Romeinen 11:25-36 NBG-vertaling 1951 (NBG51)
Want, broeders, opdat gij niet eigenwijs zoudt zijn, wil ik u niet onkundig laten van dit geheimenis: een gedeeltelijke verharding is over Israël gekomen, totdat de volheid der heidenen binnengaat, en aldus zal gans Israël behouden worden, gelijk geschreven staat: De Verlosser zal uit Sion komen, Hij zal goddeloosheden van Jakob afwenden. En dit is mijn verbond met hen, wanneer Ik hun zonden wegneem. Zij zijn naar het evangelie vijanden om uwentwil, naar de verkiezing zijn zij geliefden om der vaderen wil. Want de genadegaven en de roeping Gods zijn onberouwelijk. Want evenals gij eertijds aan God ongehoorzaam waart, maar nu ontferming hebt gevonden door hun ongehoorzaamheid, zo zijn ook dezen nu ongehoorzaam geworden, opdat door de u betoonde ontferming ook zij thans ontferming zouden vinden. Want God heeft hen allen onder ongehoorzaamheid besloten, om Zich over hen allen te ontfermen. O diepte van rijkdom, van wijsheid en van kennis Gods, hoe ondoorgrondelijk zijn zijn beschikkingen en hoe onnaspeurlijk zijn wegen! Want: wie heeft de zin des Heren gekend? Of wie is Hem tot raadsman geweest? Of wie heeft Hem eerst iets gegeven, waarvoor hij vergoeding ontvangen moet? Want uit Hem en door Hem en tot Hem zijn alle dingen: Hem zij de heerlijkheid tot in eeuwigheid! Amen.

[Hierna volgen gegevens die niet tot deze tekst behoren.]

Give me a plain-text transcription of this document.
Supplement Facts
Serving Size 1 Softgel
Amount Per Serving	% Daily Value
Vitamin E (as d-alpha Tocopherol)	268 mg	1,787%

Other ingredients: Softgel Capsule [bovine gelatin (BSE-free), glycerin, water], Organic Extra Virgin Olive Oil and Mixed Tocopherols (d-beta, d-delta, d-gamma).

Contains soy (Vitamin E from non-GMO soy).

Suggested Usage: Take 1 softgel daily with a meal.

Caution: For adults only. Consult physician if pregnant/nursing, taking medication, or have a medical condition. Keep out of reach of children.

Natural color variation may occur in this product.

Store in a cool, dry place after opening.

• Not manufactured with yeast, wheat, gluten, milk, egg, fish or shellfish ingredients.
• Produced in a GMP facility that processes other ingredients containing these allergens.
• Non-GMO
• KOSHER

Romeinen 11:25-36 Het Boek (HTB)
Broeders en zusters, ik wil u het geheim van Gods plan met Israël vertellen, om te voorkomen dat u afgaat op uw eigen ideeën. Voorlopig moet een deel van de Israëlieten niets van Jezus Christus hebben. En dat duurt totdat de grote massa uit de andere volken in Gods koninkrijk is ingegaan. Dan zal heel Israël gered worden. Dat staat ook in de Boeken: ‘De grote bevrijder zal uit Sion komen om het kwaad van Israël weg te doen.’ ‘Dit is mijn afspraak met hen: Ik zal hun zonden wegnemen.’ Zij staan dus vijandig tegenover het goede nieuws van Jezus Christus. Daar hebt u voordeel van. Maar omdat zij vanouds het volk zijn dat God uitgekozen heeft, houdt Hij nog steeds van hen. Want als Hij iets zegt, komt Hij er niet op terug. En als Hij in genade iets heeft gegeven, blijft het gegeven. Vroeger verzette u zich tegen God. Maar omdat de Israëlieten zich tegen Hem hebben verzet, heeft Hij u nu genade gegeven. Nu zijn zij het dus die zich tegen God verzetten, terwijl u genade hebt gekregen. Maar de bedoeling daarvan is dat zij ook genade zullen krijgen. Want God heeft alle mensen aan de ongehoorzaamheid overgegeven om hun allemaal genadig te kunnen zijn. Wat is God groot! Zijn rijkdom, wijsheid en kennis zijn onmeetbaar. Geen mens weet hoe Hij zijn beslissingen neemt. Het is onmogelijk zijn wegen na te gaan. Wie kan vertellen wat er in de gedachten van de Here omgaat? Wie zou Hem ooit raad kunnen geven? Wie heeft Hem ooit iets gegeven waarvoor Hij iets terug moet geven? Want alles komt van God, alles bestaat door God en alles heeft zijn doel in God. Voor Hem is alle eer, voor altijd en eeuwig. Amen.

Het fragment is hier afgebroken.